As Christmas is getting closer, you can start making Christmas crafts. Digital crafting allows you to enjoy the season without the expense or waste of paper crafts.
Adobe Illustrator enables you to draw or create any Christmas scene you want. Using the Distort Tool technique, you can easily create a realistic Christmas tree texture in Adobe Illustrator. Once you’ve created the texture of your Christmas tree, it’s easy to add decorations or gifts.
How to make a Christmas tree in Illustrator
Before you add decorations, baubles, a star on top, or twinkling fairy lights, you need to build the tree itself. The texture you are going to create provides the realistic spindles you would find on a real Christmas tree.
These easy steps use simple Adobe Illustrator tools, but the result looks intricate, impressive, and in line with the Christmas spirit.
Step 1: Create a Green Gradient
Start with a blank artboard in Adobe Illustrator. You can stick your finished tree on a different background later. You can also use it to create Christmas cards in Photoshop.
On the toolbar, set the Fill Color swatch to Gradient and the Stroke Color swatch to None. Selecting the gradient swatch should bring up the gradient panel, but if it doesn’t pop up, go to Window > Gradient to open it manually.
On the Gradient panel, double-click the circular switch to the left of the Gradient slider and choose Light Green. Then double-click the right-hand circular swatch on the slider and select Dark Green. You can also choose black. You need enough contrast between the two colors to give your tree some shade.
Create and paste ellipses to fill tree shape
Select the Ellipse Tool (L). Making sure the Fill is set to your green gradient, draw a small ellipse on the artboard—hold down Shift while drawing to keep it an even circle. With the ellipse shape still selected, copy it by pressing Cmd + C (Mac) or Ctrl + C (Windows).

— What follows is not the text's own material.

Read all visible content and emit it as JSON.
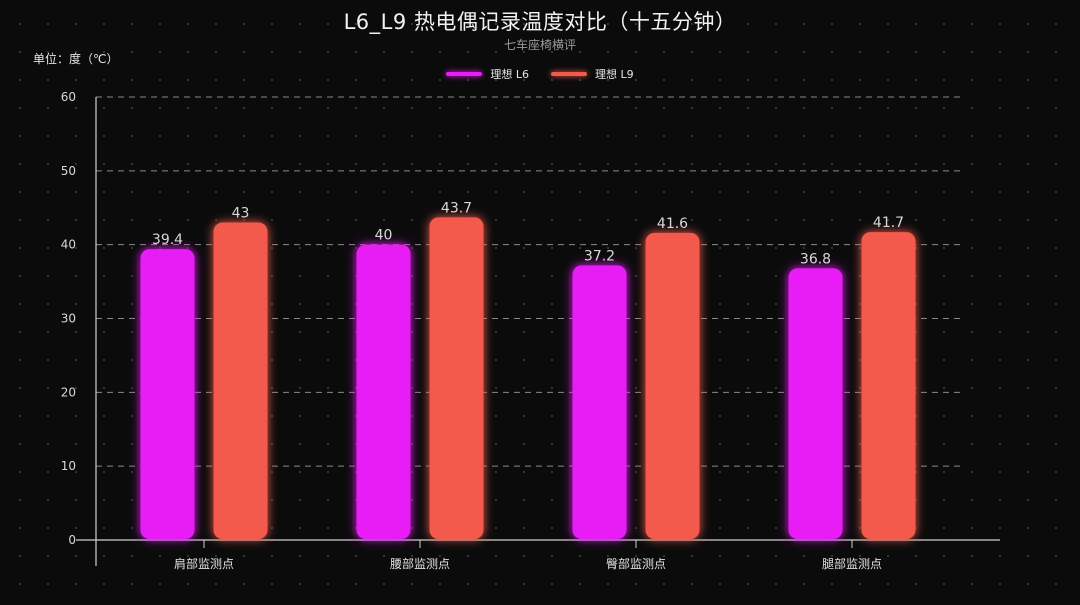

Go to the Layers panel and choose Create New Layer. Then select the Pencil Tool (N) or Paintbrush Tool (B) and draw your rough tree shape. You can choose whatever tree shape you like, perhaps a large triangle or a more varied or natural shape with layers of shapes. Once you have created the tree shape, lock the layer by selecting it in place next to the eye icon on the Layers panel.
Select again the layer with the ellipse on it. You are going to paste the circle several times in the shape of your drawn Christmas tree. The rough linework will be on top so you can see it—you’ll remove it later.
Paste your ellipses repeatedly using Cmd + V (Mac) or Ctrl + V (Windows) and arrange them using the Selection Tool (V) until your tree shape is filled. It doesn’t have to be neat. You can layer your circles as you paste for a finished result or place them next to each other for a sparse look at the end.
Create Christmas Tree Texture
Once you have filled in your tree shape, hide or delete the outline layer. Then with the Selection Tool (V), click and drag on your tree to select all the circles. Copy the tree selection and paste it outside your artboard—you can use it later to create thicker layers if you want.
Go back to the original tree and select it again by clicking and dragging your cursor over it.
Now you can add the texture of the Christmas tree. Go to Effect > Distort & Transform > Roughen. Set the size between 40% – 80%, but experiment with the desired result. Then set the detail to around 80. When you’re happy with the result, select OK. This is the base of your Christmas tree.
Add Layers for Extra Texture
You can move around different ornaments to give your tree some more dimension. Try rotating some of them so the gradient moves, making some larger or smaller, or arranging some further or further back for more natural layering.
If you want to add more texture and dimension to your tree, take your already glued tree and remove or resize some of the ornaments. This time, group the orbs together after selecting them all by hitting Cmd+G (Mac) or Ctrl+G (Windows).
With this group selected, go to Effects > Distort & Transform > Roughen and set the Roughen settings slightly different than in the previous step. Select OK when you’re happy.
Place this tree group on top of your original tree, then right-click it and choose Arrange > Send to Back. This adds extra texture and hides any gaps, but it’s a completely optional step.